Quand il fut loin, Nancy se mit à pleurer, pensant à ce qu’il allait dire par vengeance et dépit ; mais je la consolai en l’assurant qu’il ne dirait rien, de crainte que je ne parle aussi, et que d’ailleurs il y avait un moyen d’arrêter sa mal voulance.

Depuis le jour où je l’avais vue laver à la rivière, l’idée du mariage m’était venue tout à fait, et je me disais tous les jours qu’il ne se pouvait trouver dans le pays, une fille aussi honnête et bonne ménagère qu’elle ; sans compter qu’il n’y en avait pas d’aussi belle et aussi forte. Elle n’avait rien, c’est sûr, il fallait la prendre nue, comme on dit ; mais, au dire de mon oncle, les femmes pauvres font souvent les bonnes maisons, tandis que les femmes riches les ruinent quelquefois.
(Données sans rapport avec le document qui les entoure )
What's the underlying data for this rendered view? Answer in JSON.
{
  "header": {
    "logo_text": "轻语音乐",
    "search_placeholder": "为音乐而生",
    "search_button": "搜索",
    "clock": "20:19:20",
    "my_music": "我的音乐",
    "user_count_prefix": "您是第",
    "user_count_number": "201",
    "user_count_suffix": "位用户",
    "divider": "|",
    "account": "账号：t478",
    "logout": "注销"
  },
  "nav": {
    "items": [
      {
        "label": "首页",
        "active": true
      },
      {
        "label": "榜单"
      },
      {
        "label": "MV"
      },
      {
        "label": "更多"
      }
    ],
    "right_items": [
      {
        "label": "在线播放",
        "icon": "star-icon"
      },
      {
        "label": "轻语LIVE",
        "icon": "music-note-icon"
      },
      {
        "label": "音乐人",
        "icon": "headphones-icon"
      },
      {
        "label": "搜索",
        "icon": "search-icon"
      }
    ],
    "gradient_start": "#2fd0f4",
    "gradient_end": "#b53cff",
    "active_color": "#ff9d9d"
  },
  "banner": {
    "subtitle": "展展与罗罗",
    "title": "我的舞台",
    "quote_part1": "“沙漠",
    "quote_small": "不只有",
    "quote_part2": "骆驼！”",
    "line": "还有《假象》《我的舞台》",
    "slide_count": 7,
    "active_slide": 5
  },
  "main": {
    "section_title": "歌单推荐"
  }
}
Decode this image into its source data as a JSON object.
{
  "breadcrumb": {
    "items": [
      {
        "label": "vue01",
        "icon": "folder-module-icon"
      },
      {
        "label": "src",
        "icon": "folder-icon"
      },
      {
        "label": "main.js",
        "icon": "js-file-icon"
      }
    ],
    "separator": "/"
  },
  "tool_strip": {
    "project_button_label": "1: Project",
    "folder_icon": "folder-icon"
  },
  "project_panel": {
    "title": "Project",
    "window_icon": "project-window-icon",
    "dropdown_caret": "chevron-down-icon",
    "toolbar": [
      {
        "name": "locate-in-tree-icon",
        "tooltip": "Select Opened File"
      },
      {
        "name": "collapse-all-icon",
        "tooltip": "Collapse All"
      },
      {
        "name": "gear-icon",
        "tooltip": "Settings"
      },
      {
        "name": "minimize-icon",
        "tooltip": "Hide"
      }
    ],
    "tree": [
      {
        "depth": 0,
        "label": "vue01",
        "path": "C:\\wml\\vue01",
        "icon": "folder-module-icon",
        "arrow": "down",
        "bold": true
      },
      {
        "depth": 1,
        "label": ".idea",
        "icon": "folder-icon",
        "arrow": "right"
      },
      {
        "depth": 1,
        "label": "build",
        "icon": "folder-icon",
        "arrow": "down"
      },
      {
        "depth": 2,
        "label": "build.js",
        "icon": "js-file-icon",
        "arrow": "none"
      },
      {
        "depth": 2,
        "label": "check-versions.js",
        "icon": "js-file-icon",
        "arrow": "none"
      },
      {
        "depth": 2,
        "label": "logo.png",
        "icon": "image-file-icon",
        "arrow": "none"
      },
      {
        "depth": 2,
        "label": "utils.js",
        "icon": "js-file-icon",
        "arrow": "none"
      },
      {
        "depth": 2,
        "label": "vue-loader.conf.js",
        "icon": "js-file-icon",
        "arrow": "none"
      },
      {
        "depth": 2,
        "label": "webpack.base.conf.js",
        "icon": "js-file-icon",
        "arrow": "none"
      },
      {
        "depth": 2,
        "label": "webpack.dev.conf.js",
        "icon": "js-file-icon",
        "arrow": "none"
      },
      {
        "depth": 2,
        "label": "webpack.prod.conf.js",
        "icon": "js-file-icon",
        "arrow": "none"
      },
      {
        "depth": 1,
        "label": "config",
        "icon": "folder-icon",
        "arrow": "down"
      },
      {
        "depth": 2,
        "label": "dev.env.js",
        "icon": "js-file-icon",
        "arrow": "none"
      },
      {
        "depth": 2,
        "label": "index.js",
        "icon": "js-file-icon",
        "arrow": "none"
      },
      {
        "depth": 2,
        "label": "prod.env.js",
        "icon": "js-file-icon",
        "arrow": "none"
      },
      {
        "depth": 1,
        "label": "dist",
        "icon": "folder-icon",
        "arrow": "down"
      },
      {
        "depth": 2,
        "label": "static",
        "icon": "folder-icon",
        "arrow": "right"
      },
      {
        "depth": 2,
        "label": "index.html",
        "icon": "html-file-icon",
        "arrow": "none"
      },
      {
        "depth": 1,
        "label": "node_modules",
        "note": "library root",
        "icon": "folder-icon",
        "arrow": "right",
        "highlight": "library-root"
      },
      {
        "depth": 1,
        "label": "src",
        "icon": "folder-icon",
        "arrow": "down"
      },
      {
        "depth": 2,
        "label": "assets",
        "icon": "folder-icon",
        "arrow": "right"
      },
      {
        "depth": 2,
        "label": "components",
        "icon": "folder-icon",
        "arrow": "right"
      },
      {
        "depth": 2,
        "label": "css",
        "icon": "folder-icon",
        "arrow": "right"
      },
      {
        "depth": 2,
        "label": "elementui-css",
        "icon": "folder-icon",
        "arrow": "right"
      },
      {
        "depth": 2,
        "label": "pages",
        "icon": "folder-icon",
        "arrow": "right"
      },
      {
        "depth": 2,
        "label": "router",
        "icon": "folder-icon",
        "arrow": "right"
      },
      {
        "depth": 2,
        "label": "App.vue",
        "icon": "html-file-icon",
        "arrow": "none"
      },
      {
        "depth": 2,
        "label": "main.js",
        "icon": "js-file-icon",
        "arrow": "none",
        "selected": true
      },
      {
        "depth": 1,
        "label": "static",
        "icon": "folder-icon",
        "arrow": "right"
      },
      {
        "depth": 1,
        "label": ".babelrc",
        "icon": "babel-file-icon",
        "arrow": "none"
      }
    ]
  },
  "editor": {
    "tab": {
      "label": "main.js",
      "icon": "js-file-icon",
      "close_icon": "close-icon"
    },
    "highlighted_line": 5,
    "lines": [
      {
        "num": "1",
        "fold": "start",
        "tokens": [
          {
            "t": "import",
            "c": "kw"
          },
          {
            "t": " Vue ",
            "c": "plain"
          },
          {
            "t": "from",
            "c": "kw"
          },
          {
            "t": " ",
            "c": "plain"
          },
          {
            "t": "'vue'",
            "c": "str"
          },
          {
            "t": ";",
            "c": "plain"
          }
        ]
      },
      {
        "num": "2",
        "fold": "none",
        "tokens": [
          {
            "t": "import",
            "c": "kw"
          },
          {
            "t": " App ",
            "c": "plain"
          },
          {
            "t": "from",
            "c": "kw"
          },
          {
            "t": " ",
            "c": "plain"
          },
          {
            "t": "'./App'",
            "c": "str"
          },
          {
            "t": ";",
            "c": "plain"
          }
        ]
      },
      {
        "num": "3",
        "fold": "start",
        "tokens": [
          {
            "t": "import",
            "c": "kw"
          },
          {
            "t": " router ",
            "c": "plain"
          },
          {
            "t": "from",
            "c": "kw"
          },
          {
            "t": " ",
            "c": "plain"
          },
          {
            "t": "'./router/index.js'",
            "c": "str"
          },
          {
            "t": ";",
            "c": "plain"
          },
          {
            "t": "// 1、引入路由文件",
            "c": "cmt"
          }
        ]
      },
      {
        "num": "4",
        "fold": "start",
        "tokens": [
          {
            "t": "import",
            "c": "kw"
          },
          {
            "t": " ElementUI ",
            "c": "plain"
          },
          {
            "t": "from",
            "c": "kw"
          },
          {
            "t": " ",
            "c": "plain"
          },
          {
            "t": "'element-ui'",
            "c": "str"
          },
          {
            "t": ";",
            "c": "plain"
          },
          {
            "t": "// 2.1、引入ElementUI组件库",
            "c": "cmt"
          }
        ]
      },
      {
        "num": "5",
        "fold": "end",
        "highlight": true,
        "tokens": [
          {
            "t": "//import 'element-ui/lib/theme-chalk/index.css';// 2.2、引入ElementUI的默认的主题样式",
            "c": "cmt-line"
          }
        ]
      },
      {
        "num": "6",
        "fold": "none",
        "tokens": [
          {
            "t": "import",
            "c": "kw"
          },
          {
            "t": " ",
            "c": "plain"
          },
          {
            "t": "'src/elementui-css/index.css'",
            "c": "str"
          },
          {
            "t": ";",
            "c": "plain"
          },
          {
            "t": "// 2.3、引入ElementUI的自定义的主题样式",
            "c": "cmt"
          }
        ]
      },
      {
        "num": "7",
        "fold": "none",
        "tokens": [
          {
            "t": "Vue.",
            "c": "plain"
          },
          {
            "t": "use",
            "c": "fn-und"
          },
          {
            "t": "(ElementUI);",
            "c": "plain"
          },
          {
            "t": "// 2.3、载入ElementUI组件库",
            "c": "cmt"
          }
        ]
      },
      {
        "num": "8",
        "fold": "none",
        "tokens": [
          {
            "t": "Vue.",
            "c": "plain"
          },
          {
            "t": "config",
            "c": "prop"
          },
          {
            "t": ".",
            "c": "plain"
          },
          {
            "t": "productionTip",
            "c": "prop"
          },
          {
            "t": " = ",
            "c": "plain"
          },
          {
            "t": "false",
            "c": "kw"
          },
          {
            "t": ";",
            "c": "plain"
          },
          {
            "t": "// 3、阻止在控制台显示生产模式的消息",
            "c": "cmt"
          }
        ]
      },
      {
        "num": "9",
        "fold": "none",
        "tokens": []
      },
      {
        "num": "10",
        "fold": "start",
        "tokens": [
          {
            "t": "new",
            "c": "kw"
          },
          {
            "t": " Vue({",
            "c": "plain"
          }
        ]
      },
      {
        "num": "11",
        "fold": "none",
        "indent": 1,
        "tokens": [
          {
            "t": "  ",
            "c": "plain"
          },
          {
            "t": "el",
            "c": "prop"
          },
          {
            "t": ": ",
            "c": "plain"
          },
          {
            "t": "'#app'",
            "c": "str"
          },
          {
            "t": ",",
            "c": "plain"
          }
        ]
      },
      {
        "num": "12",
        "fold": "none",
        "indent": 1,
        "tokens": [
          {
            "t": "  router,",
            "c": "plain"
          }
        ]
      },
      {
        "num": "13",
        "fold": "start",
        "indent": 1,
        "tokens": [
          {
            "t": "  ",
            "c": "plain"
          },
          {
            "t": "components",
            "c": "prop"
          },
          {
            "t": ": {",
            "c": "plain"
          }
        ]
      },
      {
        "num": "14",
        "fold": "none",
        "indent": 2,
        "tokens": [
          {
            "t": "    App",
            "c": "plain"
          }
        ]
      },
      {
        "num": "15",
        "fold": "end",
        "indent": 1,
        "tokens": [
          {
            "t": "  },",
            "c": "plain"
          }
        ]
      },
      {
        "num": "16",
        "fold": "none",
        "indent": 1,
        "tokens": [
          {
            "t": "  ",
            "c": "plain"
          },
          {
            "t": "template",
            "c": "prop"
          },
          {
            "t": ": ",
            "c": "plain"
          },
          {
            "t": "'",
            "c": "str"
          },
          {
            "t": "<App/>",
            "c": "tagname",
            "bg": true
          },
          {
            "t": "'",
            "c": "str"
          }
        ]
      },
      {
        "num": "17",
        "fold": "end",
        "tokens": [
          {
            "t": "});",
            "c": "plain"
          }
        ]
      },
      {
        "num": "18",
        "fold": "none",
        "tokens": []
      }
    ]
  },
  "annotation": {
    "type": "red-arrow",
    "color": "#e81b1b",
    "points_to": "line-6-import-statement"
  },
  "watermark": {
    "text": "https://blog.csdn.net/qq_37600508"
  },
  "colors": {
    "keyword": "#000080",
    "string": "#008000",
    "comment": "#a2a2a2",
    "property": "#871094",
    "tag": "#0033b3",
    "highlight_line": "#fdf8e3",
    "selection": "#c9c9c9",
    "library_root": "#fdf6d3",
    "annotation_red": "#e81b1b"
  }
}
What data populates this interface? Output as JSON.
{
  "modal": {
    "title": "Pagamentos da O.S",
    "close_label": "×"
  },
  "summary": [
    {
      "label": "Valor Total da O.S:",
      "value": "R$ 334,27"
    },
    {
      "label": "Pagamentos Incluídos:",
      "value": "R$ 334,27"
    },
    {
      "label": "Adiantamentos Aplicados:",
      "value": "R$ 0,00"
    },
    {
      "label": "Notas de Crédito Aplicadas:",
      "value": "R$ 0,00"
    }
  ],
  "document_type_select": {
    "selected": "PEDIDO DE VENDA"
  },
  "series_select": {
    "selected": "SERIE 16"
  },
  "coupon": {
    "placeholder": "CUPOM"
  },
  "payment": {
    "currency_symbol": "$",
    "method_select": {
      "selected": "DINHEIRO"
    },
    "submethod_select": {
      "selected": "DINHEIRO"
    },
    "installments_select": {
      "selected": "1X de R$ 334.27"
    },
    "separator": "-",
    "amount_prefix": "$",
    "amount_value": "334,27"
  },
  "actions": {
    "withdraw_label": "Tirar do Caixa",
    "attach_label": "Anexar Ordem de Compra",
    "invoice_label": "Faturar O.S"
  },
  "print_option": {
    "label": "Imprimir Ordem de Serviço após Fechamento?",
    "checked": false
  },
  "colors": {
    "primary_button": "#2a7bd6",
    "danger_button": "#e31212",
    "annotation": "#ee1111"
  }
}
De la savoir aussi tracassée par ce vieux Jardon, qui n’avait pas plus de cœur qu’une pierre, ça me faisait de la peine :

— Écoute, ma Nancy, lui dis-je en la tutoyant comme autrefois, j’y ai pensé souvent depuis quelque temps, et toujours je me suis dit que je ne pouvais mieux faire que de te prendre pour femme.

— Ô ! fit-elle, je ne suis qu’une pauvre fille sans parents ni bien, une bâtarde recueillie par charité ; comment cela pourrait-il se faire !

— Ça se fera facilement, si tu m’aimes.

— Pour ça, dit-elle, vous le savez bien. Mais que va-t-on dire de moi ? Que pensera votre oncle ? Que je suis une fille rusée qui ai tout fait pour vous attirer !

— Mon oncle pense mieux de toi, répondis-je : ainsi ne pleure plus, dès ce soir je lui en parlerai. Demain, je m’en vais de bonne heure, mais tu connaîtras que tout va bien par ce moyen : j’ôterai le chapeau de sur la tête de l’homme de paille qui est dans notre jardin pour faire peur aux oiseaux.